The 3Es served the audit profession well in an era of relative stability. However, they offer a limited view when procurement becomes a mechanism for resilience, digital transformation, and social protection. In contrast, the 5Vs framework redefines what SAIs should observe, measure, and influence in the procurement process.
• Value for Money no longer means just cost-saving. Auditors must examine whether procurement decisions generate long-term public value, enhance social equity, and promote sustainability.
• Vigilance calls for proactive risk sensing through real-time analytics. Instead of reacting to fraud or corruption after it happens, SAIs should detect procurement anomalies through AI, data mining, and red flag indicators.
• Velocity focuses on the ability of procurement systems to respond rapidly to public needs—especially during emergencies—while upholding ethical standards. The pace of action must not come at the expense of integrity.
• Visibility demands transparency at every stage. This means more than just publishing contract summaries; it includes using open data platforms, promoting civic tech tools, and fostering participatory oversight.
• Verifiability ensures that all procurement decisions are traceable and documented, enabling both accountability and learning.

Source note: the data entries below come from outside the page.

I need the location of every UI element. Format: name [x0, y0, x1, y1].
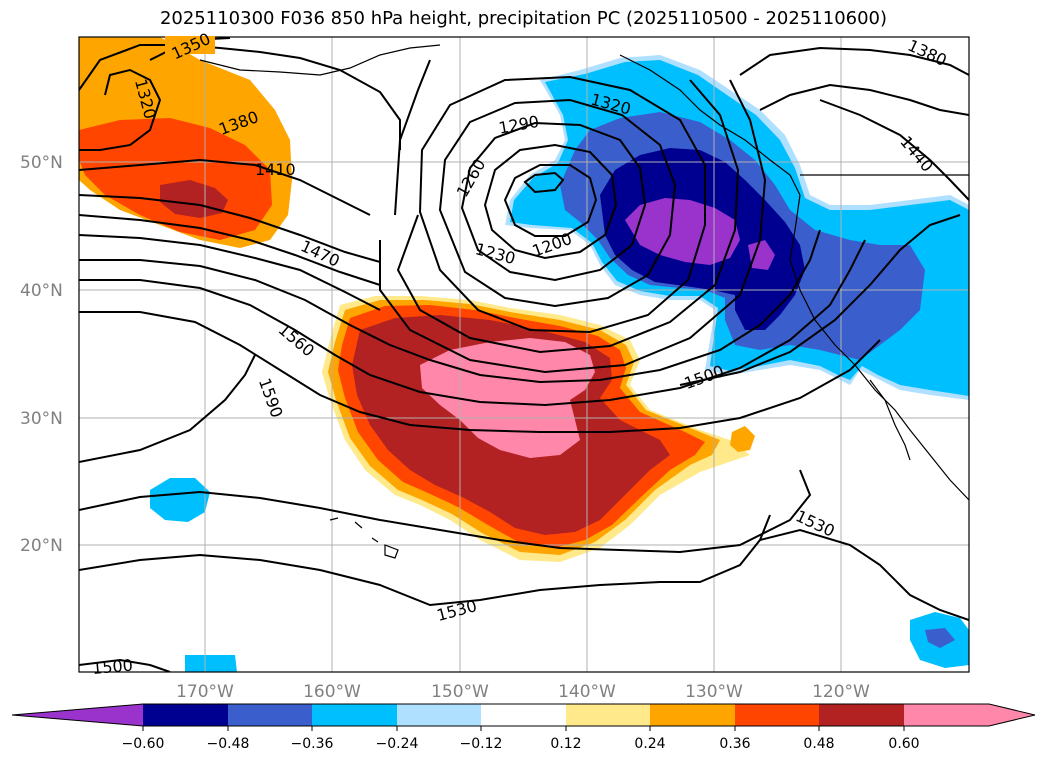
map-title: 2025110300 F036 850 hPa height, precipit… — [159, 8, 888, 29]
lat-label-40n: 40°N — [20, 281, 63, 301]
contour-1500-sw — [79, 658, 171, 672]
colorbar-extend-high — [989, 704, 1035, 726]
contour-label: 1500 — [91, 655, 133, 677]
map-frame — [78, 36, 970, 673]
contour-w3 — [79, 194, 381, 263]
coast-bc — [619, 54, 801, 196]
colorbar-segment — [819, 704, 904, 726]
precip-negative-purple-2 — [748, 240, 775, 270]
colorbar-tick-label: 0.12 — [550, 736, 581, 752]
lon-label-170w: 170°W — [176, 682, 234, 702]
contour-1410 — [79, 158, 371, 216]
precip-negative-purple — [625, 198, 740, 265]
precip-positive-nw-inner — [79, 118, 272, 240]
contour-1380-ne — [739, 46, 969, 76]
contour-1530-s — [79, 514, 771, 607]
contour-1470 — [79, 234, 381, 311]
contour-w6 — [79, 229, 821, 384]
lon-label-120w: 120°W — [812, 682, 870, 702]
contour-1290 — [438, 98, 677, 308]
contour-label: 1410 — [255, 160, 296, 179]
coast-alaska — [199, 44, 441, 76]
colorbar-extend-low — [12, 704, 143, 726]
coast-uswest — [789, 194, 969, 501]
colorbar-segment — [566, 704, 650, 726]
lon-label-140w: 140°W — [558, 682, 616, 702]
contour-1380 — [79, 44, 401, 150]
colorbar-segment — [228, 704, 312, 726]
colorbar-segment — [143, 704, 228, 726]
lon-label-150w: 150°W — [431, 682, 489, 702]
colorbar-tick-label: 0.36 — [719, 736, 750, 752]
coastlines — [199, 44, 969, 559]
contour-1560 — [79, 311, 881, 433]
contour-ring-a — [396, 79, 740, 354]
contour-low-1170 — [523, 171, 565, 194]
contour-big-1 — [394, 59, 431, 216]
colorbar-tick-label: 0.48 — [803, 736, 834, 752]
precip-positive-small — [730, 426, 755, 452]
precip-negative-small-3-inner — [925, 628, 955, 648]
lon-label-160w: 160°W — [303, 682, 361, 702]
contour-1500-mid — [679, 214, 961, 386]
colorbar-segment — [904, 704, 989, 726]
contour-1440 — [819, 99, 969, 201]
colorbar-segment — [312, 704, 397, 726]
contour-1590 — [79, 354, 256, 463]
contour-ne-2 — [759, 83, 969, 116]
colorbar-segment — [650, 704, 735, 726]
colorbar-tick-label: −0.60 — [122, 736, 165, 752]
lat-label-50n: 50°N — [20, 153, 63, 173]
colorbar-tick-label: 0.60 — [888, 736, 919, 752]
colorbar: −0.60 −0.48 −0.36 −0.24 −0.12 0.12 0.24 … — [11, 703, 1036, 752]
colorbar-segment — [735, 704, 819, 726]
contour-1320 — [418, 75, 706, 334]
lon-label-130w: 130°W — [685, 682, 743, 702]
contour-1260 — [460, 121, 647, 282]
contour-1200 — [503, 164, 598, 237]
contour-1230 — [483, 143, 618, 260]
colorbar-tick-label: −0.24 — [376, 736, 419, 752]
contour-1320-west — [79, 68, 162, 151]
latitude-labels: 50°N 40°N 30°N 20°N — [20, 153, 63, 556]
colorbar-tick-label: −0.12 — [460, 736, 503, 752]
colorbar-tick-label: 0.24 — [634, 736, 665, 752]
contour-ring-b — [379, 79, 767, 374]
colorbar-segment — [481, 704, 566, 726]
contour-w4 — [79, 214, 381, 286]
contour-se — [759, 528, 969, 621]
coast-baja — [869, 379, 911, 461]
height-contours — [79, 37, 969, 672]
shaded-fields — [79, 37, 969, 672]
hawaii — [329, 517, 399, 559]
colorbar-segment — [397, 704, 481, 726]
colorbar-tick-label: −0.48 — [207, 736, 250, 752]
precip-negative-small-1 — [150, 478, 210, 522]
lat-label-30n: 30°N — [20, 409, 63, 429]
contour-s1 — [79, 469, 812, 554]
precip-positive-central-pink — [420, 338, 595, 458]
lat-label-20n: 20°N — [20, 536, 63, 556]
longitude-labels: 170°W 160°W 150°W 140°W 130°W 120°W — [176, 682, 870, 702]
contour-w7 — [79, 239, 866, 407]
colorbar-tick-label: −0.36 — [291, 736, 334, 752]
precip-negative-small-2 — [185, 655, 237, 672]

This is crucial in complex digital environments where procurement may involve algorithmic decision-making.
Figure No. 1
5Vs Audit Criteria for Public Procurement Audit Infographic is created by AI.
Together, the 5Vs do not replace the 3Es—they enhance them. They enable SAIs to audit not only financial compliance but also systemic coherence, ethical soundness, and societal impact.

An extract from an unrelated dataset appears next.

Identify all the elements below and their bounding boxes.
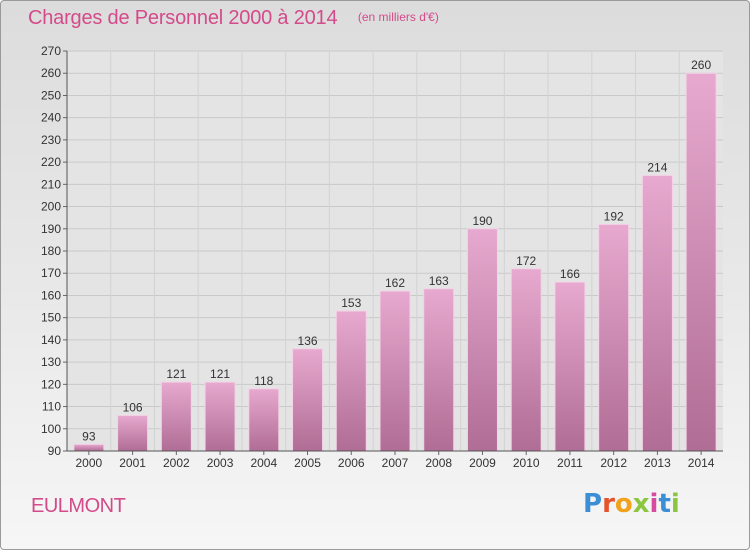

Auditing in a BANI world is less about predicting outcomes and more about preparing for the unexpected. Each component of the BANI acronym represents a systemic stressor that affects public procurement, and each demands a deliberate audit response.
Brittle systems, marked by fragile supply chains and over-reliance on single vendors, require audits that assess structural resilience. SAIs should examine diversification strategies, redundancy planning, and procurement resilience indicators.
Anxious societies—where public trust in institutions is eroding—necessitate audit communication strategies that go beyond technical language. SAIs must produce clear, engaging reports that resonate with the public and explain how procurement safeguards public interest.
In a nonlinear world, procurement needs shift unpredictably. Traditional audit cycles may be too slow. SAIs should explore scenario-based audit planning and real-time data dashboards to track dynamic risks and priorities.
Finally, the incomprehensible nature of modern digital procurement platforms—integrated with AI, blockchain, and smart contracts—requires auditors to upskill. Algorithmic accountability, digital forensics, and cyber-risk audits are now part of the new audit repertoire.
The lesson is clear: what cannot be understood cannot be audited. SAIs must build capacity to audit emerging systems while collaborating with experts in data science, digital ethics, and procurement innovation.
The future of public procurement auditing lies not in catching mistakes but in designing systems that minimize them. SAIs have a historic opportunity to shift from transactional oversight to transformational leadership. The 5Vs offer a strategic compass for this shift—embedding integrity, adaptability, and systemic foresight into procurement auditing.
As we move deeper into an era of volatility and complexity, auditing must serve not only the rule of law but the resilience of public institutions. Procurement is where policy meets implementation—and where integrity is either upheld or undermined.
By embracing the 5Vs, SAIs can help governments spend not only wisely, but justly and wisely—delivering public value even in the most uncertain times.
“The audit of tomorrow is not about catching errors, but about designing resilient and ethical systems for public value.”